2. Commercial Property
Commercial property has the potential to be more profitable than residential property, although it comes with a higher mortgage payment and sometimes more responsibility. For example, you’ll have to get commercial property insurance.
When you own commercial property occupied by multiple businesses, your property will see some high traffic that might not always be respectful. You, basically, increase the risk of property damage and other problems, especially when the general public has access to the plumbing.
When you’re new to real estate investing, start with residential property and then move to commercial. Get the hang of being an investor and landlord first, and then look into acquiring commercial property.
3. Industrial Property
Industrial real estate is property used for developing, manufacturing, and producing. In addition, industrial real estate generally includes logistics, storing, and moving products. These aren’t fancy buildings, but they are a staple in every community and the entire global supply chain.
If you have enough capital to invest in industrial property, you may want to start small to get the hang of being an investor. Unless, of course, you have someone to help you along the way.
Raw land is an excellent investment for anyone with or without investment experience. There’s no building to manage, no repairs, and it’s almost maintenance-free. In addition, land is the type of investment you want to buy and hold since it only appreciates value.
Land is always in high demand.
There have been many instances where investors have purchased run-down homes for 400% more than they’re worth simply to have the land. They then bulldoze the dilapidated property and build something new.

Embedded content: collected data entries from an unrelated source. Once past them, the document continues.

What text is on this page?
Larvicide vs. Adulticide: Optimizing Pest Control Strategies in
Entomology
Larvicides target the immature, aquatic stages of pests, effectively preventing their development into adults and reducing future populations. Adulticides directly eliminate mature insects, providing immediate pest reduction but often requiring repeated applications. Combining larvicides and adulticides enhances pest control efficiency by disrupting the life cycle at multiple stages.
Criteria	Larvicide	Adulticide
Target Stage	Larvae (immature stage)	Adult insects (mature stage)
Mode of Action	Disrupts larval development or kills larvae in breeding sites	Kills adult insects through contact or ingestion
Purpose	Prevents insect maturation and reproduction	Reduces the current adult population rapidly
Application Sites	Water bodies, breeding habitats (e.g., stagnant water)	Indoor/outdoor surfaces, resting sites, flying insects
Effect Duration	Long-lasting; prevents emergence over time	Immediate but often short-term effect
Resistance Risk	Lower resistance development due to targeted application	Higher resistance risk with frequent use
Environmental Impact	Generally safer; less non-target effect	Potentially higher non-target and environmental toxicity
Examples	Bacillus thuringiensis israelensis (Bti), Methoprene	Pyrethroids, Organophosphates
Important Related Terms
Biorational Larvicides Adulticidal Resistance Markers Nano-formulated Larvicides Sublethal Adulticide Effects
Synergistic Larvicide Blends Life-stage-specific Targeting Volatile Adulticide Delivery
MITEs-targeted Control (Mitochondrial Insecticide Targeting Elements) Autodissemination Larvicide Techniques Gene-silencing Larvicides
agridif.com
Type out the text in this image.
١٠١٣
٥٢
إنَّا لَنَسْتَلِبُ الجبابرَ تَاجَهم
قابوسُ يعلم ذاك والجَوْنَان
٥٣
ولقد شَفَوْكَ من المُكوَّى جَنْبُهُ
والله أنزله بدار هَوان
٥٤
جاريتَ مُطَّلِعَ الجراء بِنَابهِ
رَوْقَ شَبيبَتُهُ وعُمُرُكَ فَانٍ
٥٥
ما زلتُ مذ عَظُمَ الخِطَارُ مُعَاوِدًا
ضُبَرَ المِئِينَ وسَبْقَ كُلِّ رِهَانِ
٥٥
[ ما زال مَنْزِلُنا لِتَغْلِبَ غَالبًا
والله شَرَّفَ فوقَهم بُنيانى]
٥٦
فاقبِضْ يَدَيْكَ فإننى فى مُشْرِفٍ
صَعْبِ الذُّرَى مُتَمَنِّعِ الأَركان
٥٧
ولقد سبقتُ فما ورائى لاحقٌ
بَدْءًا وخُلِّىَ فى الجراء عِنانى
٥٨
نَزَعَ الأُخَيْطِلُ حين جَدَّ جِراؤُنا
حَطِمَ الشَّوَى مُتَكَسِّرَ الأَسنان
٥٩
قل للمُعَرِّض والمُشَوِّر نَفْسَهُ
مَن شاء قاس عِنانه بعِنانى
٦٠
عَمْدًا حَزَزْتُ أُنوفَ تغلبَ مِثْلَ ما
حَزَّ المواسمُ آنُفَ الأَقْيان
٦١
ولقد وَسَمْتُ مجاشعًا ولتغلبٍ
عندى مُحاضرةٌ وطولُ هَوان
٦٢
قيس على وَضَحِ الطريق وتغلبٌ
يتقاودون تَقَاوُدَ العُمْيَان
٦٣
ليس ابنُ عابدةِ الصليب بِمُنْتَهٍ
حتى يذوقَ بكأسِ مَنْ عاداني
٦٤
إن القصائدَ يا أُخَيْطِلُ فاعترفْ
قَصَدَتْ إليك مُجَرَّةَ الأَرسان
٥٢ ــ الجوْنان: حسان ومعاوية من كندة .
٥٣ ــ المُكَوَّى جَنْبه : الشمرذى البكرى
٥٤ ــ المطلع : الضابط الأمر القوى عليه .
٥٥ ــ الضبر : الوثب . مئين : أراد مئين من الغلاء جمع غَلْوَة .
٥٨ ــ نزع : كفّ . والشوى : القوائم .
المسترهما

With rural land, you’ll often have enough timber to sell off and cover the cost of the land. Of course, this isn’t true for all areas, but it is for many. For example, it’s not unheard of for someone to buy five acres for $120,000 and sell $80,000 worth of timber they had to clear to build their home.
Some trees are worth more than others. For example, if you find land with veneer hard maple, each tree can be worth thousands of dollars. For many reasons, land will prove to be one of the smartest investments you’ll ever make.
Real estate remains one of the top investments.
There are a few things worth investing in, like real estate.
Technically, gold and silver bullion is a close second. You can never go wrong investing in gold and silver bars, coins, and currency. Unlike investing in stocks, gold and silver are relatively safe investments. The value constantly fluctuates, but it always trends upward.
Real estate is the same way. Home values are constantly fluctuating, but the value will only rise (unless your property is falling apart or condemned).
Invest in real estate to invest in your future.
Real estate is perfect for first-time investors looking for an opportunity to create a secure future.
It’s not hard to invest in property. You can take courses online and, if you decide to get your real estate license, you’ll learn things that will help you get better deals.
If you’ve been looking for a great way to invest in your future, start with real estate. Once you buy your first property or plot of land, it won’t take long to see why it was the best decision you’ve ever made.